Saturday, July 08, 2017
Why we can’t blame gentrification on the real estate market
As we continue to debate the meaning and consequences of the displacement of East Austin’s indigenous population, it is important for us to become cognizant of some of the lessons our steroidal real estate markets should have taught us by now.
Lesson No. 1: The main cause of gentrification is government, not the real estate market. Gentrification is not a phenomenon of nature or of the invisible hand; it is the logical consequence of political determinations made by elected politicians and other public officials.
Efforts to cast gentrification as primarily a matter of supply and demand are mostly efforts to evade responsibility. As are deterministic claims that we are somehow enslaved to gentrification and are powerless to stop it. At root, gentrification is a human rights violation.
LIKE US ON FACEBOOK: Our Viewpoints page brings the latest commentaries to your feed.
Lesson No. 2: Austin hasn’t just grown unaffordable and unsustainable; it has done so unequally. In addition to the well-documented demographic collapse of the city’s African-American population, Austin’s Gini index — which economists use to measure income inequality — is about .49, a number higher than the United States at large, higher than Mexico’s, and higher than every country in the Organization for Economic Co-operation and Development.
Wealth inequality is even worse. As a point of comparison, Seattle — a city that is also experiencing gentrification — has a Gini index of about .45. Two important factors in Seattle’s higher level of equality are the fact that the city has embraced a $15-per-hour minimum wage and levies an affordable housing tax — not just a bond — that will raise hundreds of millions of dollars.
Lesson No. 3: The city of Austin and other governmental entities have steadfastly refused to measure the impacts of gentrification.

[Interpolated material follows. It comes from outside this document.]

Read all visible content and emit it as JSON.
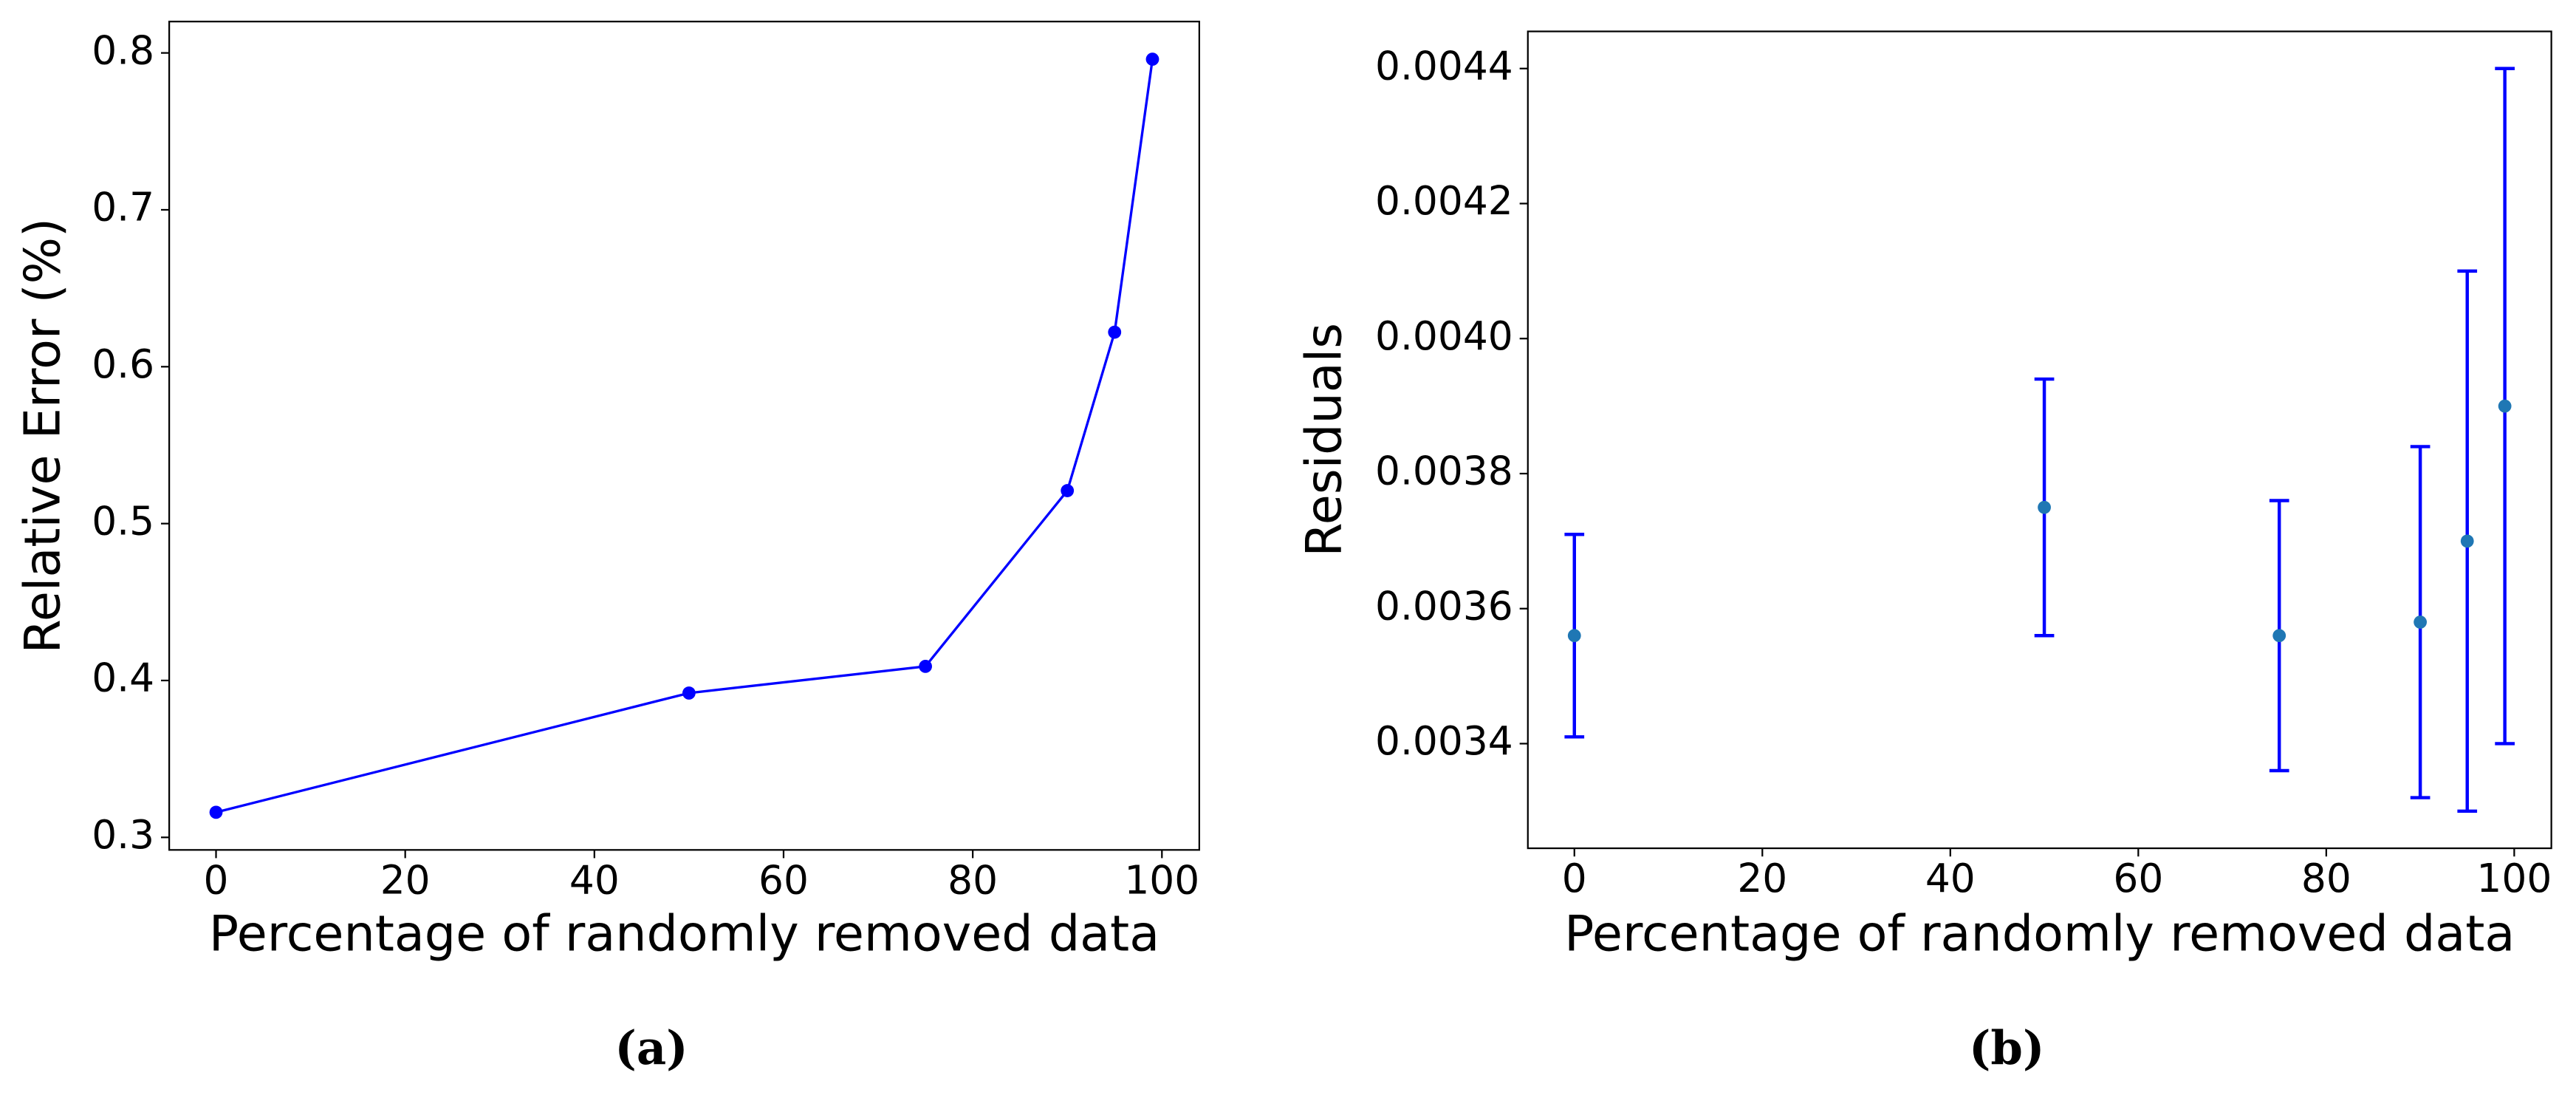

For example, a major consequence of gentrification is eviction — both formal and informal.
According to Travis County data, 7,745 eviction petitions were filed in Travis County in fiscal year 2015. Approximately 55 percent (4,235) of the petitions filed resulted in an eviction judgment. Thirty-five percent (1,477) of eviction judgments resulted in a writ of possession. Of the ZIP codes analyzed, 78741 in Southeast Austin contained the most eviction petitions (1,037), judgments (592) and writs of possession (150). Note that these numbers only refer to formal eviction proceedings, meaning that a landlord filed an eviction petition. These numbers do not include informal evictions, where a tenant left voluntarily after being told to vacate, or where a landlord changed the locks, removed a front door or placed a tenant’s furniture and belongings on the curb.
How many evictions take place in Austin per month? We have no official statistics, but the Austin Tenants Council has stated that it fields about 50 phone calls per month from concerned Austinites seeking help and information. When combined with people seeking assistance in person, the number is even higher. Add to this the accelerating displacement of families from mobile home parks — a population often not reflected in official real estate statistics — and the scope and scale of involuntary residential displacement in Austin begins to look unsettling and alarming.

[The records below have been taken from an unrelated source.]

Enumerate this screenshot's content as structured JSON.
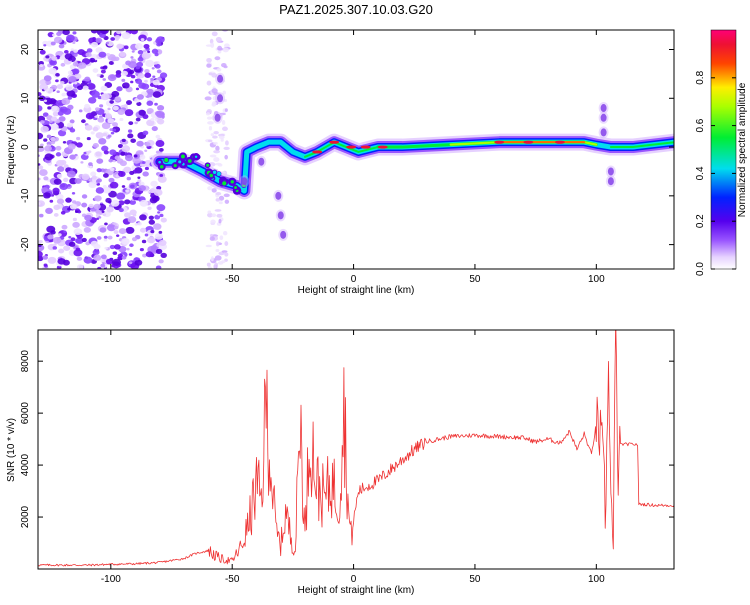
{
  "title": "PAZ1.2025.307.10.03.G20",
  "colors": {
    "snr_line": "#ee3333",
    "axis": "#000000",
    "background": "#ffffff"
  },
  "chart_data": [
    {
      "type": "heatmap",
      "title": "PAZ1.2025.307.10.03.G20",
      "xlabel": "Height of straight line (km)",
      "ylabel": "Frequency (Hz)",
      "xlim": [
        -130,
        132
      ],
      "ylim": [
        -25,
        24
      ],
      "xticks": [
        -100,
        -50,
        0,
        50,
        100
      ],
      "xtick_labels": [
        "-100",
        "-50",
        "0",
        "50",
        "100"
      ],
      "yticks": [
        -20,
        -10,
        0,
        10,
        20
      ],
      "ytick_labels": [
        "-20",
        "-10",
        "0",
        "10",
        "20"
      ],
      "colorbar": {
        "label": "Normalized spectral amplitude",
        "range": [
          0,
          1
        ],
        "ticks": [
          0.0,
          0.2,
          0.4,
          0.6,
          0.8
        ],
        "tick_labels": [
          "0.0",
          "0.2",
          "0.4",
          "0.6",
          "0.8"
        ],
        "colormap": "rainbow-white-violet-blue-cyan-green-yellow-red-magenta"
      },
      "ridge": {
        "description": "dominant frequency track vs height",
        "points": [
          {
            "x": -80,
            "y": -3
          },
          {
            "x": -70,
            "y": -3
          },
          {
            "x": -62,
            "y": -5
          },
          {
            "x": -55,
            "y": -7
          },
          {
            "x": -48,
            "y": -8
          },
          {
            "x": -45,
            "y": -9
          },
          {
            "x": -44,
            "y": -1
          },
          {
            "x": -40,
            "y": 0
          },
          {
            "x": -35,
            "y": 1
          },
          {
            "x": -30,
            "y": 1
          },
          {
            "x": -25,
            "y": -1
          },
          {
            "x": -20,
            "y": -2
          },
          {
            "x": -15,
            "y": -1
          },
          {
            "x": -8,
            "y": 1
          },
          {
            "x": -3,
            "y": 0
          },
          {
            "x": 2,
            "y": -1
          },
          {
            "x": 10,
            "y": 0
          },
          {
            "x": 20,
            "y": 0
          },
          {
            "x": 40,
            "y": 0.5
          },
          {
            "x": 60,
            "y": 1
          },
          {
            "x": 80,
            "y": 1
          },
          {
            "x": 95,
            "y": 1
          },
          {
            "x": 100,
            "y": 0.5
          },
          {
            "x": 106,
            "y": 0
          },
          {
            "x": 115,
            "y": 0
          },
          {
            "x": 132,
            "y": 1
          }
        ]
      }
    },
    {
      "type": "line",
      "xlabel": "Height of straight line (km)",
      "ylabel": "SNR (10 * v/v)",
      "xlim": [
        -130,
        132
      ],
      "ylim": [
        0,
        9200
      ],
      "xticks": [
        -100,
        -50,
        0,
        50,
        100
      ],
      "xtick_labels": [
        "-100",
        "-50",
        "0",
        "50",
        "100"
      ],
      "yticks": [
        2000,
        4000,
        6000,
        8000
      ],
      "ytick_labels": [
        "2000",
        "4000",
        "6000",
        "8000"
      ],
      "series": [
        {
          "name": "SNR",
          "points": [
            {
              "x": -130,
              "y": 150
            },
            {
              "x": -110,
              "y": 150
            },
            {
              "x": -100,
              "y": 180
            },
            {
              "x": -90,
              "y": 200
            },
            {
              "x": -80,
              "y": 250
            },
            {
              "x": -70,
              "y": 400
            },
            {
              "x": -65,
              "y": 600
            },
            {
              "x": -60,
              "y": 700
            },
            {
              "x": -55,
              "y": 400
            },
            {
              "x": -50,
              "y": 300
            },
            {
              "x": -46,
              "y": 900
            },
            {
              "x": -43,
              "y": 1800
            },
            {
              "x": -40,
              "y": 3200
            },
            {
              "x": -38,
              "y": 2600
            },
            {
              "x": -36,
              "y": 6500
            },
            {
              "x": -34,
              "y": 3800
            },
            {
              "x": -32,
              "y": 1500
            },
            {
              "x": -30,
              "y": 900
            },
            {
              "x": -28,
              "y": 2200
            },
            {
              "x": -26,
              "y": 1300
            },
            {
              "x": -24,
              "y": 700
            },
            {
              "x": -22,
              "y": 6000
            },
            {
              "x": -20,
              "y": 1200
            },
            {
              "x": -18,
              "y": 5500
            },
            {
              "x": -15,
              "y": 3200
            },
            {
              "x": -12,
              "y": 2700
            },
            {
              "x": -9,
              "y": 3400
            },
            {
              "x": -6,
              "y": 2500
            },
            {
              "x": -4,
              "y": 6400
            },
            {
              "x": -2,
              "y": 2000
            },
            {
              "x": -1,
              "y": 1300
            },
            {
              "x": 2,
              "y": 3000
            },
            {
              "x": 6,
              "y": 3200
            },
            {
              "x": 10,
              "y": 3400
            },
            {
              "x": 15,
              "y": 3800
            },
            {
              "x": 20,
              "y": 4200
            },
            {
              "x": 25,
              "y": 4600
            },
            {
              "x": 30,
              "y": 4900
            },
            {
              "x": 40,
              "y": 5100
            },
            {
              "x": 50,
              "y": 5150
            },
            {
              "x": 60,
              "y": 5100
            },
            {
              "x": 70,
              "y": 5050
            },
            {
              "x": 75,
              "y": 4900
            },
            {
              "x": 80,
              "y": 5000
            },
            {
              "x": 85,
              "y": 4850
            },
            {
              "x": 89,
              "y": 5300
            },
            {
              "x": 92,
              "y": 4600
            },
            {
              "x": 95,
              "y": 5200
            },
            {
              "x": 98,
              "y": 4400
            },
            {
              "x": 100,
              "y": 5600
            },
            {
              "x": 102,
              "y": 5000
            },
            {
              "x": 104,
              "y": 2000
            },
            {
              "x": 105,
              "y": 8500
            },
            {
              "x": 106,
              "y": 2600
            },
            {
              "x": 107,
              "y": 800
            },
            {
              "x": 108,
              "y": 9200
            },
            {
              "x": 109,
              "y": 3500
            },
            {
              "x": 110,
              "y": 4800
            },
            {
              "x": 115,
              "y": 4800
            },
            {
              "x": 117,
              "y": 4800
            },
            {
              "x": 117.5,
              "y": 2500
            },
            {
              "x": 125,
              "y": 2450
            },
            {
              "x": 132,
              "y": 2450
            }
          ]
        }
      ]
    }
  ]
}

ALBERTA PHILLIPS: Why East Austin article inflamed, hurt Latinos and African-Americans.
You cannot fix what you refuse to properly measure. Do our elected officials receive monthly reports or briefings on the number of evictions in Austin? Are they made aware of the number of individuals and families that are made homeless by our real estate practices? What impact are high utility bills and property taxes having on people and families, not just the economy? These are questions for which there are answers. A refusal to ask them or to ask them properly is to continue to evade responsibility.
A final lesson: CodeNext should be seen in historical perspective. Our city’s recent history has been characterized by large-scale residential displacement of the pigmented and poor — and neoliberal worship of market economics. Over this recent history, identity politics and charity have covered up what should have been a sober discussion about who the actual political winners and losers are in our city that would have gone well beyond facile “quality-of-life” concerns.
If we are to truly defeat gentrification, we must have that conversation.